Sunday, September 4, 2011


Here at COACISSW we generally adhere to a strict no cutting-open-humans-and-crawling-inside-to-survive-a-storm-in-the-wild policy. However, in the timeless words of Spock just before he ventured into the lethally irradiated engineering room of the starship Enterprise, "The good of the many outweighs the good of the few, or the one."

Now imagine you are trapped in the Forbidden Forest, a massive storm--possibly natural, possibly the work of He-Who-Shall-Not-Be-Named--is brewing on the horizon. Acromantulas are closing in and the Arania Exumai spell isn't working to hold them back. And there, at your side, is Hagrid: twice as tall and five times as wide as the average man. His barrel-like chest cavity capable of sheltering your entire party for the duration of the storm.

Plus, he's half giant, so he isn't really a human at all.

Hagrid is friendly and softhearted. Use these qualities against him. Begin to cry, bemoaning your approaching demise. Tell him of all the things you wish you had done, the mountains you would have climbed, the tournaments of wizardry you would have won, the animals you would have treated more kindly, the man or woman you would have kissed. Ask him for a hug.

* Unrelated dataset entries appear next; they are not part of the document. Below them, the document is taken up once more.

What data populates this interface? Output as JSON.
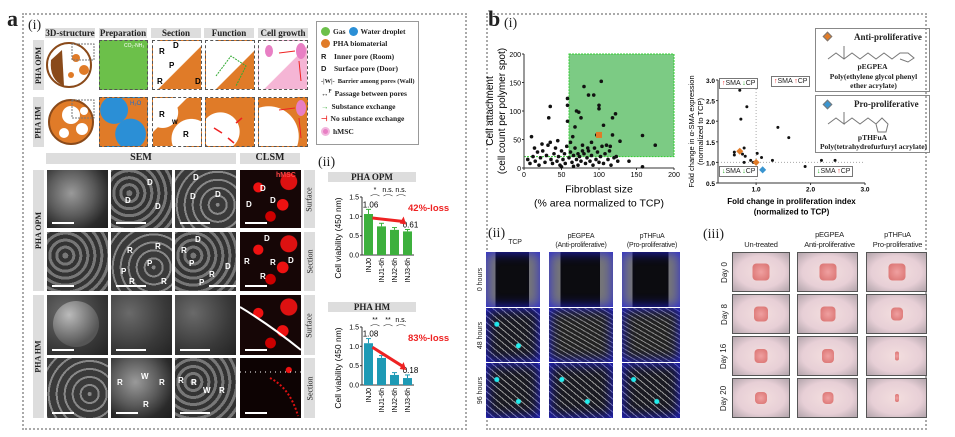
{
  "panel_a": {
    "label": "a",
    "sub_i": "(i)",
    "sub_ii": "(ii)",
    "schematic": {
      "columns": [
        "3D-structure",
        "Preparation",
        "Section",
        "Function",
        "Cell growth"
      ],
      "rows": [
        "PHA OPM",
        "PHA HM"
      ],
      "labels": {
        "co2": "CO₂-NH₃",
        "h2o": "H₂O",
        "r": "R",
        "d": "D",
        "p": "P",
        "w": "W"
      }
    },
    "legend": [
      {
        "label": "Gas",
        "color": "#6cc04a"
      },
      {
        "label": "Water droplet",
        "color": "#2b8fd6"
      },
      {
        "label": "PHA biomaterial",
        "color": "#e07b28"
      },
      {
        "symbol": "R",
        "label": "Inner pore (Room)"
      },
      {
        "symbol": "D",
        "label": "Surface pore (Door)"
      },
      {
        "symbol": "-|W|-",
        "label": "Barrier among pores (Wall)"
      },
      {
        "symbol": "P",
        "label": "Passage between pores"
      },
      {
        "symbol": "green-arrow",
        "label": "Substance exchange"
      },
      {
        "symbol": "red-blocker",
        "label": "No substance exchange"
      },
      {
        "label": "hMSC",
        "color": "#e87fc4"
      }
    ],
    "micrographs": {
      "headers": [
        "SEM",
        "CLSM"
      ],
      "groups": [
        "PHA OPM",
        "PHA HM"
      ],
      "side_labels": [
        "Surface",
        "Section",
        "Surface",
        "Section"
      ],
      "clsm_tag": "hMSC",
      "marks": {
        "d": "D",
        "r": "R",
        "p": "P",
        "w": "W"
      }
    }
  },
  "panel_b": {
    "label": "b",
    "sub_i": "(i)",
    "sub_ii": "(ii)",
    "sub_iii": "(iii)",
    "quadrants": [
      {
        "sma": "up",
        "cp": "down",
        "text_sma": "SMA",
        "text_cp": "CP"
      },
      {
        "sma": "up",
        "cp": "up",
        "text_sma": "SMA",
        "text_cp": "CP"
      },
      {
        "sma": "down",
        "cp": "down",
        "text_sma": "SMA",
        "text_cp": "CP"
      },
      {
        "sma": "down",
        "cp": "up",
        "text_sma": "SMA",
        "text_cp": "CP"
      }
    ],
    "structures": [
      {
        "class": "Anti-proliferative",
        "abbr": "pEGPEA",
        "name": "Poly(ethylene glycol phenyl ether acrylate)",
        "color": "#e07b28"
      },
      {
        "class": "Pro-proliferative",
        "abbr": "pTHFuA",
        "name": "Poly(tetrahydrofurfuryl acrylate)",
        "color": "#3a95d0"
      }
    ],
    "migration": {
      "columns": [
        "TCP",
        "pEGPEA\n(Anti-proliferative)",
        "pTHFuA\n(Pro-proliferative)"
      ],
      "column_lines": [
        [
          "TCP"
        ],
        [
          "pEGPEA",
          "(Anti-proliferative)"
        ],
        [
          "pTHFuA",
          "(Pro-proliferative)"
        ]
      ],
      "rows": [
        "0 hours",
        "48 hours",
        "96 hours"
      ]
    },
    "wound": {
      "column_lines": [
        [
          "Un-treated"
        ],
        [
          "pEGPEA",
          "Anti-proliferative"
        ],
        [
          "pTHFuA",
          "Pro-proliferative"
        ]
      ],
      "rows": [
        "Day 0",
        "Day 8",
        "Day 16",
        "Day 20"
      ]
    }
  },
  "chart_data": [
    {
      "id": "opm-viability",
      "type": "bar",
      "title": "PHA OPM",
      "ylabel": "Cell viability (450 nm)",
      "categories": [
        "INJ0",
        "INJ1-6h",
        "INJ2-6h",
        "INJ3-6h"
      ],
      "values": [
        1.06,
        0.74,
        0.65,
        0.61
      ],
      "errors": [
        0.12,
        0.08,
        0.06,
        0.05
      ],
      "value_labels": [
        "1.06",
        "",
        "",
        "0.61"
      ],
      "significance": [
        "*",
        "n.s.",
        "n.s."
      ],
      "annotation": "42%-loss",
      "ylim": [
        0,
        1.5
      ],
      "yticks": [
        "0.0",
        "0.5",
        "1.0",
        "1.5"
      ],
      "color": "#3db03d"
    },
    {
      "id": "hm-viability",
      "type": "bar",
      "title": "PHA HM",
      "ylabel": "Cell viability (450 nm)",
      "categories": [
        "INJ0",
        "INJ1-6h",
        "INJ2-6h",
        "INJ3-6h"
      ],
      "values": [
        1.08,
        0.7,
        0.26,
        0.18
      ],
      "errors": [
        0.12,
        0.06,
        0.06,
        0.08
      ],
      "value_labels": [
        "1.08",
        "",
        "",
        "0.18"
      ],
      "significance": [
        "**",
        "**",
        "n.s."
      ],
      "annotation": "83%-loss",
      "ylim": [
        0,
        1.5
      ],
      "yticks": [
        "0.0",
        "0.5",
        "1.0",
        "1.5"
      ],
      "color": "#1e9ab5"
    },
    {
      "id": "attachment-scatter",
      "type": "scatter",
      "xlabel": [
        "Fibroblast size",
        "(% area normalized to TCP)"
      ],
      "ylabel": [
        "Cell attachment",
        "(cell count per polymer spot)"
      ],
      "xlim": [
        0,
        200
      ],
      "ylim": [
        0,
        200
      ],
      "xticks": [
        0,
        50,
        100,
        150,
        200
      ],
      "yticks": [
        0,
        50,
        100,
        150,
        200
      ],
      "highlight_region": {
        "x": [
          60,
          200
        ],
        "y": [
          20,
          200
        ],
        "color": "#7ccb84"
      },
      "points": [
        [
          10,
          55
        ],
        [
          35,
          108
        ],
        [
          33,
          88
        ],
        [
          58,
          122
        ],
        [
          58,
          110
        ],
        [
          58,
          82
        ],
        [
          68,
          72
        ],
        [
          70,
          100
        ],
        [
          73,
          98
        ],
        [
          76,
          88
        ],
        [
          80,
          143
        ],
        [
          86,
          128
        ],
        [
          93,
          128
        ],
        [
          100,
          110
        ],
        [
          100,
          104
        ],
        [
          103,
          152
        ],
        [
          106,
          75
        ],
        [
          118,
          88
        ],
        [
          122,
          95
        ],
        [
          97,
          58
        ],
        [
          65,
          55
        ],
        [
          62,
          45
        ],
        [
          118,
          58
        ],
        [
          128,
          47
        ],
        [
          140,
          12
        ],
        [
          158,
          57
        ],
        [
          158,
          2
        ],
        [
          175,
          40
        ],
        [
          123,
          20
        ],
        [
          110,
          40
        ],
        [
          115,
          38
        ],
        [
          90,
          45
        ],
        [
          85,
          35
        ],
        [
          78,
          30
        ],
        [
          72,
          25
        ],
        [
          5,
          15
        ],
        [
          8,
          8
        ],
        [
          12,
          20
        ],
        [
          15,
          12
        ],
        [
          18,
          28
        ],
        [
          20,
          5
        ],
        [
          22,
          18
        ],
        [
          25,
          30
        ],
        [
          28,
          10
        ],
        [
          30,
          22
        ],
        [
          32,
          40
        ],
        [
          35,
          45
        ],
        [
          36,
          15
        ],
        [
          38,
          8
        ],
        [
          40,
          25
        ],
        [
          42,
          35
        ],
        [
          44,
          12
        ],
        [
          46,
          20
        ],
        [
          48,
          5
        ],
        [
          50,
          30
        ],
        [
          52,
          15
        ],
        [
          54,
          25
        ],
        [
          55,
          8
        ],
        [
          57,
          38
        ],
        [
          60,
          18
        ],
        [
          62,
          28
        ],
        [
          64,
          10
        ],
        [
          66,
          22
        ],
        [
          68,
          35
        ],
        [
          70,
          15
        ],
        [
          72,
          5
        ],
        [
          74,
          20
        ],
        [
          76,
          12
        ],
        [
          78,
          40
        ],
        [
          80,
          25
        ],
        [
          82,
          8
        ],
        [
          84,
          18
        ],
        [
          86,
          30
        ],
        [
          88,
          12
        ],
        [
          90,
          22
        ],
        [
          92,
          5
        ],
        [
          94,
          35
        ],
        [
          96,
          15
        ],
        [
          98,
          28
        ],
        [
          100,
          10
        ],
        [
          102,
          20
        ],
        [
          104,
          38
        ],
        [
          106,
          8
        ],
        [
          108,
          25
        ],
        [
          112,
          15
        ],
        [
          114,
          30
        ],
        [
          116,
          5
        ],
        [
          120,
          18
        ],
        [
          125,
          12
        ],
        [
          24,
          42
        ],
        [
          14,
          35
        ],
        [
          45,
          48
        ],
        [
          50,
          2
        ],
        [
          66,
          3
        ]
      ],
      "highlight_points": [
        {
          "x": 100,
          "y": 58,
          "color": "#e07b28"
        }
      ]
    },
    {
      "id": "fold-change-scatter",
      "type": "scatter",
      "xlabel": [
        "Fold change in proliferation index",
        "(normalized to TCP)"
      ],
      "ylabel": [
        "Fold change in α-SMA expression",
        "(normalized to TCP)"
      ],
      "xlim": [
        0.3,
        3.0
      ],
      "ylim": [
        0.5,
        3.0
      ],
      "xticks": [
        "1.0",
        "2.0",
        "3.0"
      ],
      "yticks": [
        "0.5",
        "1.0",
        "1.5",
        "2.0",
        "2.5",
        "3.0"
      ],
      "reference_lines": {
        "x": 1.0,
        "y": 1.0
      },
      "points": [
        [
          0.6,
          1.25
        ],
        [
          0.6,
          1.18
        ],
        [
          0.7,
          2.75
        ],
        [
          0.72,
          2.05
        ],
        [
          0.83,
          2.35
        ],
        [
          0.75,
          1.2
        ],
        [
          0.78,
          1.35
        ],
        [
          0.8,
          1.15
        ],
        [
          0.78,
          1.0
        ],
        [
          0.9,
          1.05
        ],
        [
          0.95,
          1.0
        ],
        [
          1.02,
          1.22
        ],
        [
          1.1,
          1.12
        ],
        [
          1.3,
          1.05
        ],
        [
          1.4,
          1.85
        ],
        [
          1.6,
          1.6
        ],
        [
          1.9,
          0.9
        ],
        [
          2.2,
          1.05
        ],
        [
          2.45,
          1.05
        ],
        [
          0.8,
          0.78
        ]
      ],
      "highlight_points": [
        {
          "x": 0.7,
          "y": 1.27,
          "color": "#e07b28"
        },
        {
          "x": 1.0,
          "y": 1.0,
          "color": "#e07b28"
        },
        {
          "x": 1.12,
          "y": 0.82,
          "color": "#3a95d0"
        }
      ]
    }
  ]
}
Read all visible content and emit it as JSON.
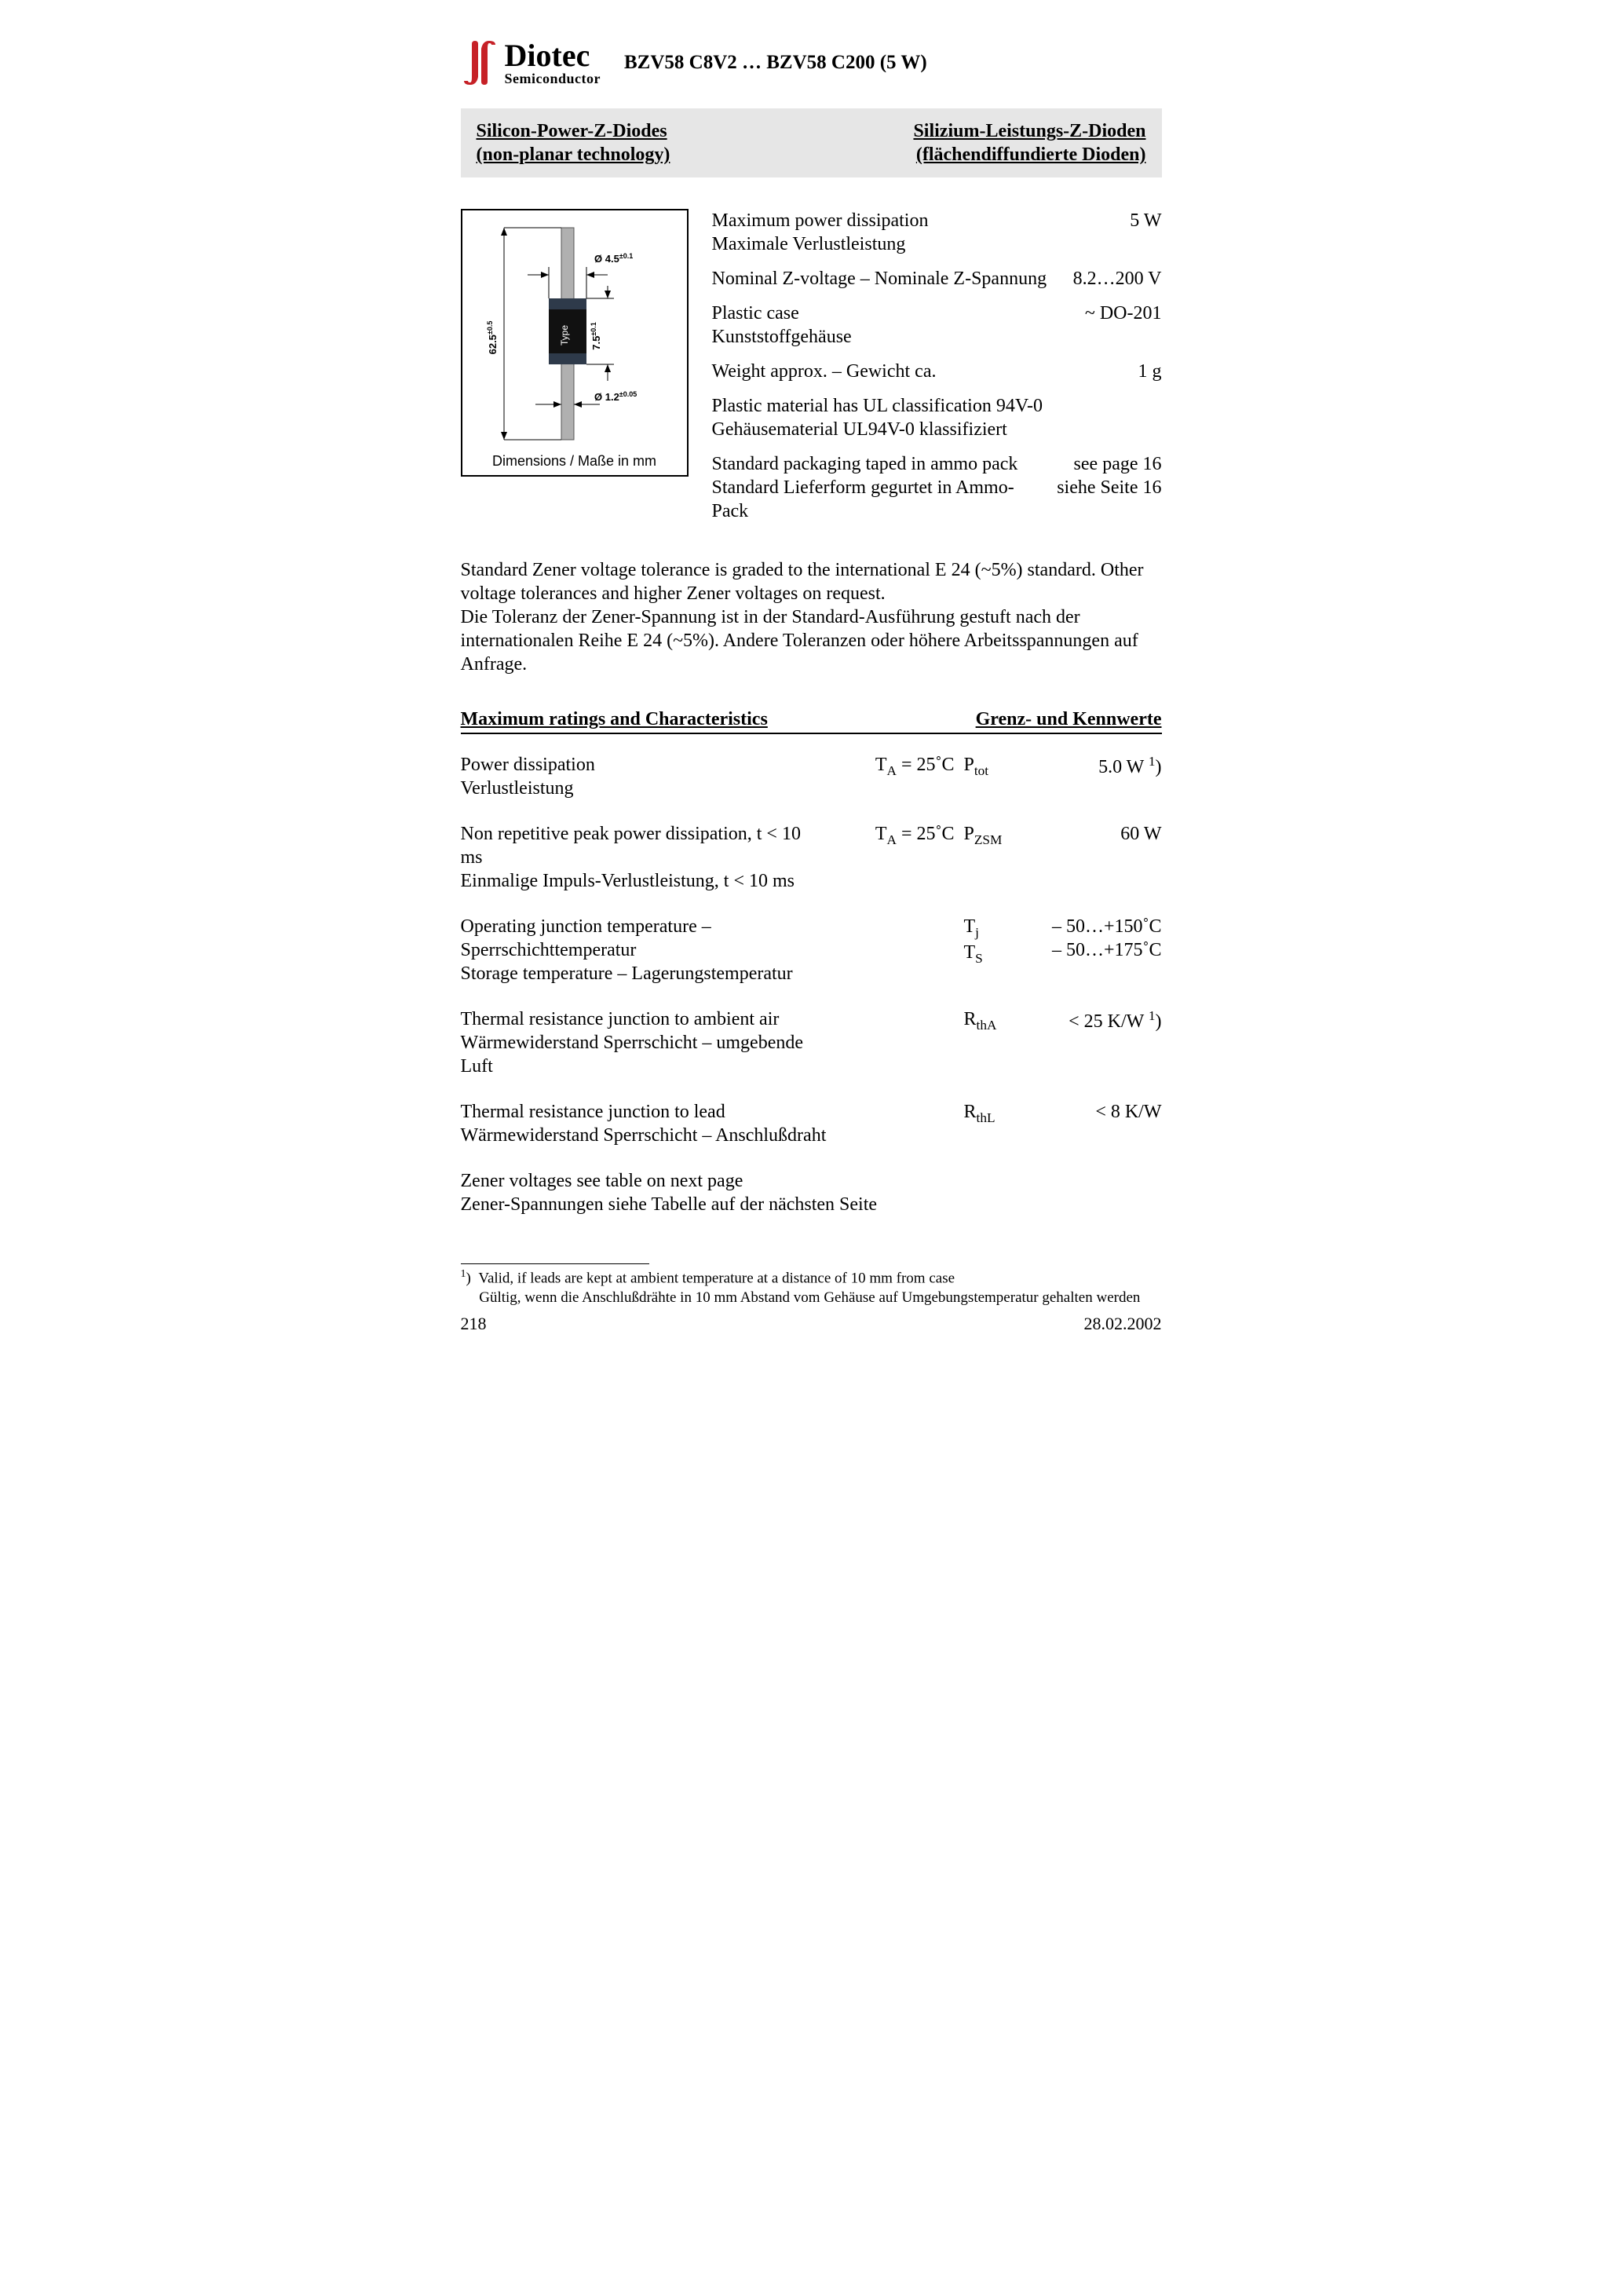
{
  "logo": {
    "brand": "Diotec",
    "sub": "Semiconductor"
  },
  "title": "BZV58 C8V2 … BZV58 C200 (5 W)",
  "band": {
    "left1": "Silicon-Power-Z-Diodes",
    "left2": "(non-planar technology)",
    "right1": "Silizium-Leistungs-Z-Dioden",
    "right2": "(flächendiffundierte Dioden)"
  },
  "diagram": {
    "dim_h": "62.5",
    "dim_h_tol": "±0.5",
    "dim_body_d": "Ø 4.5",
    "dim_body_d_tol": "±0.1",
    "dim_body_h": "7.5",
    "dim_body_h_tol": "±0.1",
    "dim_lead_d": "Ø 1.2",
    "dim_lead_d_tol": "±0.05",
    "type_label": "Type",
    "caption": "Dimensions / Maße in mm"
  },
  "specs": [
    {
      "l1": "Maximum power dissipation",
      "l2": "Maximale Verlustleistung",
      "v": "5 W"
    },
    {
      "l1": "Nominal Z-voltage – Nominale Z-Spannung",
      "l2": "",
      "v": "8.2…200 V"
    },
    {
      "l1": "Plastic case",
      "l2": "Kunststoffgehäuse",
      "v": "~ DO-201"
    },
    {
      "l1": "Weight approx. – Gewicht ca.",
      "l2": "",
      "v": "1 g"
    },
    {
      "l1": "Plastic material has UL classification 94V-0",
      "l2": "Gehäusematerial UL94V-0 klassifiziert",
      "v": ""
    },
    {
      "l1": "Standard packaging taped in ammo pack",
      "l2": "Standard Lieferform gegurtet in Ammo-Pack",
      "v1": "see page 16",
      "v2": "siehe Seite 16"
    }
  ],
  "paragraph": {
    "en": "Standard Zener voltage tolerance is graded to the international E 24 (~5%) standard. Other voltage tolerances and higher Zener voltages on request.",
    "de": "Die Toleranz der Zener-Spannung ist in der Standard-Ausführung gestuft nach der internationalen Reihe E 24 (~5%). Andere Toleranzen oder höhere Arbeitsspannungen auf Anfrage."
  },
  "ratings": {
    "head_l": "Maximum ratings and Characteristics",
    "head_r": "Grenz- und Kennwerte",
    "rows": [
      {
        "l1": "Power dissipation",
        "l2": "Verlustleistung",
        "cond": "T<sub>A</sub> = 25˚C",
        "sym": "P<sub>tot</sub>",
        "val": "5.0 W <sup>1</sup>)"
      },
      {
        "l1": "Non repetitive peak power dissipation, t < 10 ms",
        "l2": "Einmalige Impuls-Verlustleistung, t < 10 ms",
        "cond": "T<sub>A</sub> = 25˚C",
        "sym": "P<sub>ZSM</sub>",
        "val": "60 W"
      },
      {
        "l1": "Operating junction temperature – Sperrschichttemperatur",
        "l2": "Storage temperature – Lagerungstemperatur",
        "cond": "",
        "sym": "T<sub>j</sub><br>T<sub>S</sub>",
        "val": "– 50…+150˚C<br>– 50…+175˚C"
      },
      {
        "l1": "Thermal resistance junction to ambient air",
        "l2": "Wärmewiderstand Sperrschicht – umgebende Luft",
        "cond": "",
        "sym": "R<sub>thA</sub>",
        "val": "< 25 K/W <sup>1</sup>)"
      },
      {
        "l1": "Thermal resistance junction to lead",
        "l2": "Wärmewiderstand Sperrschicht – Anschlußdraht",
        "cond": "",
        "sym": "R<sub>thL</sub>",
        "val": "< 8 K/W"
      }
    ],
    "note1": "Zener voltages see table on next page",
    "note2": "Zener-Spannungen siehe Tabelle auf der nächsten Seite"
  },
  "footnote": {
    "en": "Valid, if leads are kept at ambient temperature at a distance of 10 mm from case",
    "de": "Gültig, wenn die Anschlußdrähte in 10 mm Abstand vom Gehäuse auf Umgebungstemperatur gehalten werden"
  },
  "footer": {
    "page": "218",
    "date": "28.02.2002"
  }
}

Sneak your blade into your sleeve and wrap your arms around his neck (be sure to get them under all that hair). As he's squeezing and comforting you, draw out your blade and jam it into his throat with all your strength. This first cut is crucial--Hagrid is quite strong. If you don't wound him terminally with the first strike he'll shake you free and stomp you to dust. Be sure to sever the carotid artery.

There will be fountains of blood. Leap out of the way. Let him tire himself out staggering around trying to staunch it. Ignore his pleas for mercy and his bellows of "Why? Why?" When he collapses, roll him onto his back, slice open his chest, remove his big warm heart, and crawl inside. The acromantulas will leave you alone safely inside their beloved friend, and the storm will pass.